A structured and adaptable evaluation model was constructed by synthesizing existing theories and tools from landscape performance, rural tourism, and sustainability research. The 16 indicators grouped into four core dimensions—environmental, social, economic, and aesthetic—reflect the holistic and integrated nature of rural landscape systems. This framework advances theoretical development by bridging sectoral gaps and formalizing an interdisciplinary structure for assessing rural tourism landscapes. Nevertheless, it remains partly limited by the reliance on expert-based weighting and context-specific indicator calibration, which may affect generalizability in broader or culturally distinct regions.

  1. (2)

    Empirical validation through the Jiangxin Island case study

The case study demonstrated the applicability, practicality, and diagnostic value of the framework. The use of mixed methods, including surveys, remote sensing, and stakeholder interviews, helped ensure the robustness of data. Jiangxin Island was rated as performing Good level overall, with notable strengths in economic and environmental aspects, yet apparent deficiencies in social infrastructure and aesthetic identity. These findings validate the framework’s capacity to detect dimensional imbalances and support data-informed decision-making. However, the evaluation also revealed challenges in cross-dimensional integration and highlighted the need for continuous updating to reflect evolving local conditions.

  1. (3)

    Contributions and policy implications

The results obtained in this study highlight the interdependence of environmental, economic, social, and aesthetic factors in shaping sustainable rural tourism, emphasizing the need for a planning paradigm that balances ecological resilience, economic diversification, and cultural expression. The framework offers theoretical contributions by consolidating performance-based and value-driven assessment principles, while also providing actionable guidance for planners and policymakers.

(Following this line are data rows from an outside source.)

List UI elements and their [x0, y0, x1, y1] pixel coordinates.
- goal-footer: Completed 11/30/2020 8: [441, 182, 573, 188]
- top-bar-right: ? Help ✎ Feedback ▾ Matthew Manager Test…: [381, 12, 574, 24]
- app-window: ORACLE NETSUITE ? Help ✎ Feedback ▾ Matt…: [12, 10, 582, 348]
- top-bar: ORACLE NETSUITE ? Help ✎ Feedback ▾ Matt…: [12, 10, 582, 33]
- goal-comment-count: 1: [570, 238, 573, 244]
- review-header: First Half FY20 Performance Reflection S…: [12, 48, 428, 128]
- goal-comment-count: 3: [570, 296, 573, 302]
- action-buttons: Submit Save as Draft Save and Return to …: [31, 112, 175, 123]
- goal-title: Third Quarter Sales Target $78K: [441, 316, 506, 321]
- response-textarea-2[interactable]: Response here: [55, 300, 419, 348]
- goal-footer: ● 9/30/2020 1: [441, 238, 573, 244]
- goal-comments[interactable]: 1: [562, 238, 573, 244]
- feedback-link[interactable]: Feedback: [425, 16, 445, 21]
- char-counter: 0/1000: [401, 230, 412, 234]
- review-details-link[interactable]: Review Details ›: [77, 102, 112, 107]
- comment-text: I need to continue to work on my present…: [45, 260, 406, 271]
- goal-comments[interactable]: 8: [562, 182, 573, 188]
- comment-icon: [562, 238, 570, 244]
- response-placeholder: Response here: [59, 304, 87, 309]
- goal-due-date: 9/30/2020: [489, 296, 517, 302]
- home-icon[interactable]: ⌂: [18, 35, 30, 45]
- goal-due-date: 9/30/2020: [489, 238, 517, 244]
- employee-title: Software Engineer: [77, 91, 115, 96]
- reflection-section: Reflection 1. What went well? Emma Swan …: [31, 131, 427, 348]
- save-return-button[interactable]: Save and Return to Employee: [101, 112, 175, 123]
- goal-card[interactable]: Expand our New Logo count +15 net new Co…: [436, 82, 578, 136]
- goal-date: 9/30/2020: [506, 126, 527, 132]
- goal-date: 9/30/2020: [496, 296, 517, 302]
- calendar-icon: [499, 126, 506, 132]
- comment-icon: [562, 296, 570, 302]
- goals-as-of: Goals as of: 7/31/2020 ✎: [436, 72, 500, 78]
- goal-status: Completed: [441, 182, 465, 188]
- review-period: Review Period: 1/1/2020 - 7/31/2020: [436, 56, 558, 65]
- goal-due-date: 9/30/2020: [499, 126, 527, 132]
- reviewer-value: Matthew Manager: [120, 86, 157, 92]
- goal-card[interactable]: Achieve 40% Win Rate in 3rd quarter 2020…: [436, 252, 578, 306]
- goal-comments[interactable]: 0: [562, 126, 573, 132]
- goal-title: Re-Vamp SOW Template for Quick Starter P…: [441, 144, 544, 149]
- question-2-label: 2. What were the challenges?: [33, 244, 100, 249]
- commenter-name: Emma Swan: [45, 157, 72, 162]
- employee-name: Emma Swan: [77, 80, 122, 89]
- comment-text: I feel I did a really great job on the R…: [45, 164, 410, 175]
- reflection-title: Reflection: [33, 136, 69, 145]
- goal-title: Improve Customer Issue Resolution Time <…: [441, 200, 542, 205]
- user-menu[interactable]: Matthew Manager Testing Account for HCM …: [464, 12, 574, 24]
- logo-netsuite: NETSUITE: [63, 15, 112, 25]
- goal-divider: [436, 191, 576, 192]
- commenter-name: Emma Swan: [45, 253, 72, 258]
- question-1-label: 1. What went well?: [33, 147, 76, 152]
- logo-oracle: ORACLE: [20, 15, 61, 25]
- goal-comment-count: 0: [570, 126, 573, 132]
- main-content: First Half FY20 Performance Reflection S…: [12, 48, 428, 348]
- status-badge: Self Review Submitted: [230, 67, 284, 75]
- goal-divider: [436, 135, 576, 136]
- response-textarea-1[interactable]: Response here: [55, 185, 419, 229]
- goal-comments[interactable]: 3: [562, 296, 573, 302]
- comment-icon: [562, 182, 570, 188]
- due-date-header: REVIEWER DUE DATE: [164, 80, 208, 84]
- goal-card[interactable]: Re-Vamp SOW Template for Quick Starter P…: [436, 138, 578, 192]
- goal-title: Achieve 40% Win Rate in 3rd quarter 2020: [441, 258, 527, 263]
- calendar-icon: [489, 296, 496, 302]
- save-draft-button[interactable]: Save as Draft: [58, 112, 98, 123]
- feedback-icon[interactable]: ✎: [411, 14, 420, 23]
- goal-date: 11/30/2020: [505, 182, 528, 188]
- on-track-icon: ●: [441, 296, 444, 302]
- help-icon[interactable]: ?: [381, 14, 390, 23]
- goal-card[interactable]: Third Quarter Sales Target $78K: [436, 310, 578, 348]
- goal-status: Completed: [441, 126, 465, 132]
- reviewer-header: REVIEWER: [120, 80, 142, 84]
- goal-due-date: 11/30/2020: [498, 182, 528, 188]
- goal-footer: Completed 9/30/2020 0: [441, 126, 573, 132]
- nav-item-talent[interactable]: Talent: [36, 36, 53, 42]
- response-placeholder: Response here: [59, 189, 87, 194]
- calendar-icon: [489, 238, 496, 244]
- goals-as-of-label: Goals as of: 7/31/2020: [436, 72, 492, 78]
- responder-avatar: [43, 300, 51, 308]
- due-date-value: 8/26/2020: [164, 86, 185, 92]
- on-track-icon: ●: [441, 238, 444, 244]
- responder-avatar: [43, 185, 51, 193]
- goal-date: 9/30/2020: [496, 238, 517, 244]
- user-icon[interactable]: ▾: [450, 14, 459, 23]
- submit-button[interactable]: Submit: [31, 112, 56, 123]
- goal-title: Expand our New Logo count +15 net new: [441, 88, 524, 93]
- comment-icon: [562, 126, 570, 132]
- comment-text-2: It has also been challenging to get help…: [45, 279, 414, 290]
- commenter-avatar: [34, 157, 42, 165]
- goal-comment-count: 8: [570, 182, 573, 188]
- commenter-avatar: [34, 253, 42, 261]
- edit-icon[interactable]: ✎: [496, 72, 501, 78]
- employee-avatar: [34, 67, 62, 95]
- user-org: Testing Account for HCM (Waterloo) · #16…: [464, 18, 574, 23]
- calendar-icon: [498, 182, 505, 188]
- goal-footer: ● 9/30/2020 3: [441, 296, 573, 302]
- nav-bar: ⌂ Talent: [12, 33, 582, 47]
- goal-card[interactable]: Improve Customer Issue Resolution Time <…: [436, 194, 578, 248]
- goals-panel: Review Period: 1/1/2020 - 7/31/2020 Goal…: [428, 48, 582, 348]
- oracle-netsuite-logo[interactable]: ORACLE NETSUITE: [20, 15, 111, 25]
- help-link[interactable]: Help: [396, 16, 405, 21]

Future improvements could explore dynamic weighting systems, participatory evaluation mechanisms, and spatial–temporal scalability to enhance the applicability of this framework. Through this integrative approach, the study contributes to expanding methodological pathways and practical insights for evaluating and improving rural landscape sustainability in tourism-oriented regions. It also offers a reference for linking agricultural land use with rural tourism to support sustainable development.